[linux] How to create a hex dump of file containing only the hex characters without spaces in bash?

How do I create an unmodified hex dump of a binary file in Linux using bash? The od and hexdump commands both insert spaces in the dump and this is not ideal.

Is there a way to simply write a long string with all the hex characters, minus spaces or newlines in the output?

This question is related to linux bash hex

The answer is


I think this is the most widely supported version (requiring only POSIX defined tr and od behavior):

cat "$file" | od -v -t x1 -A n | tr -d ' \n'

This uses od to print each byte as hex without address without skipping repeated bytes and tr to delete all spaces and linefeeds in the output.

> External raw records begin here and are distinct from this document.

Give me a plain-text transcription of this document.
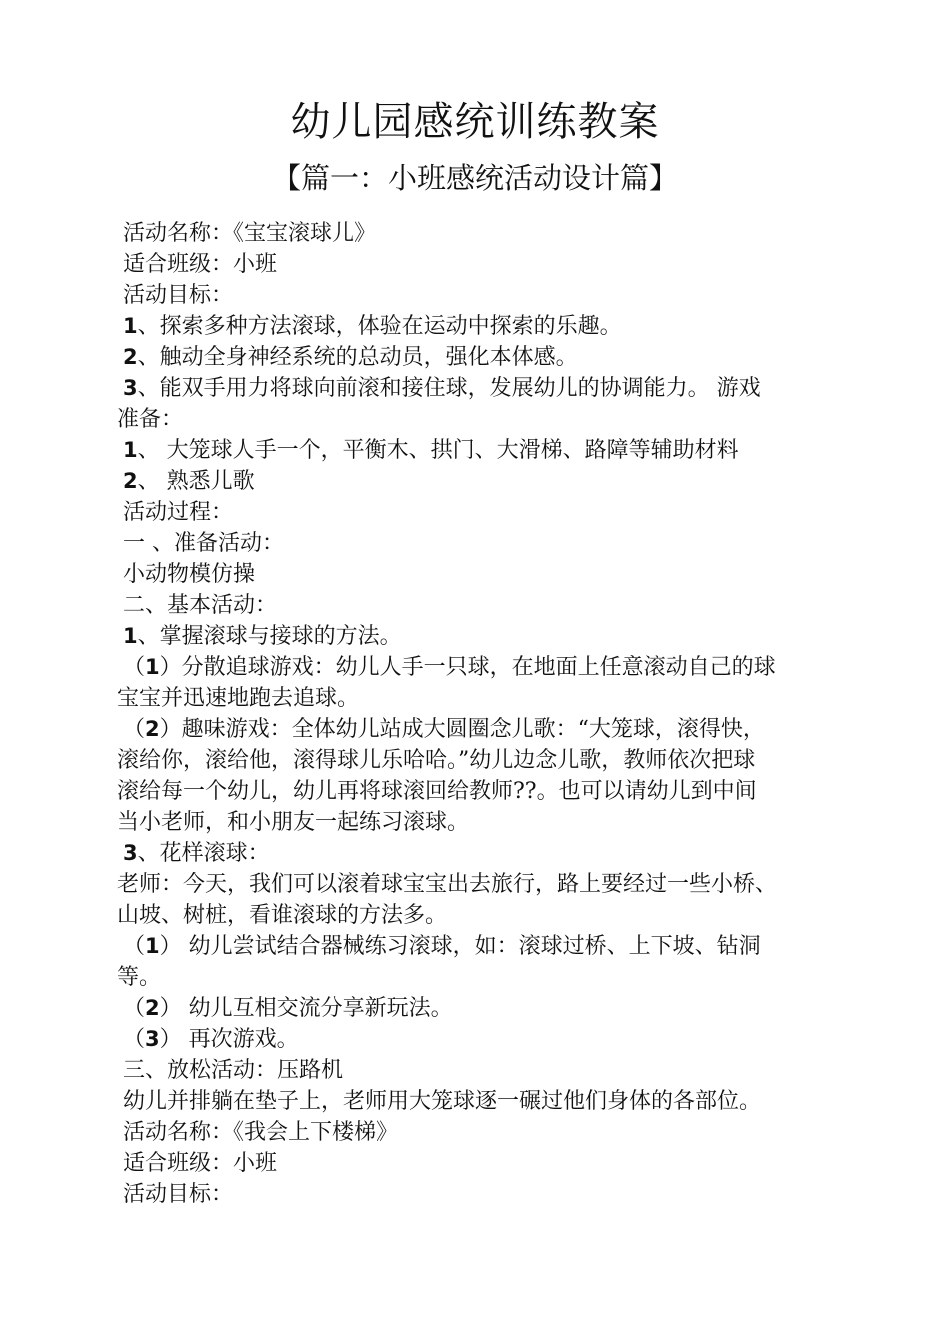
幼儿园感统训练教案
【篇一：小班感统活动设计篇】
活动名称：《宝宝滚球儿》
适合班级：小班
活动目标：
1、探索多种方法滚球，体验在运动中探索的乐趣。
2、触动全身神经系统的总动员，强化本体感。
3、能双手用力将球向前滚和接住球，发展幼儿的协调能力。 游戏
准备：
1、 大笼球人手一个，平衡木、拱门、大滑梯、路障等辅助材料
2、 熟悉儿歌
活动过程：
一 、准备活动：
小动物模仿操
二、基本活动：
1、掌握滚球与接球的方法。
（1）分散追球游戏：幼儿人手一只球，在地面上任意滚动自己的球
宝宝并迅速地跑去追球。
（2）趣味游戏：全体幼儿站成大圆圈念儿歌：“大笼球，滚得快，
滚给你，滚给他，滚得球儿乐哈哈。”幼儿边念儿歌，教师依次把球
滚给每一个幼儿，幼儿再将球滚回给教师??。也可以请幼儿到中间
当小老师，和小朋友一起练习滚球。
3、花样滚球：
老师：今天，我们可以滚着球宝宝出去旅行，路上要经过一些小桥、
山坡、树桩，看谁滚球的方法多。
（1） 幼儿尝试结合器械练习滚球，如：滚球过桥、上下坡、钻洞
等。
（2） 幼儿互相交流分享新玩法。
（3） 再次游戏。
三、放松活动：压路机
幼儿并排躺在垫子上，老师用大笼球逐一碾过他们身体的各部位。
活动名称：《我会上下楼梯》
适合班级：小班
活动目标：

Note that not even the trailing linefeed is emitted here. (The cat is intentional to allow multicore processing where cat can wait for filesystem while od is still processing previously read part. Single core users may want replace that with < "$file" od ... to save starting one additional process.)


It seems to depend on the details of the version of od. On OSX, use this:

od -t x1 -An file |tr -d '\n '

(That's print as type hex bytes, with no address. And whitespace deleted afterwards, of course.)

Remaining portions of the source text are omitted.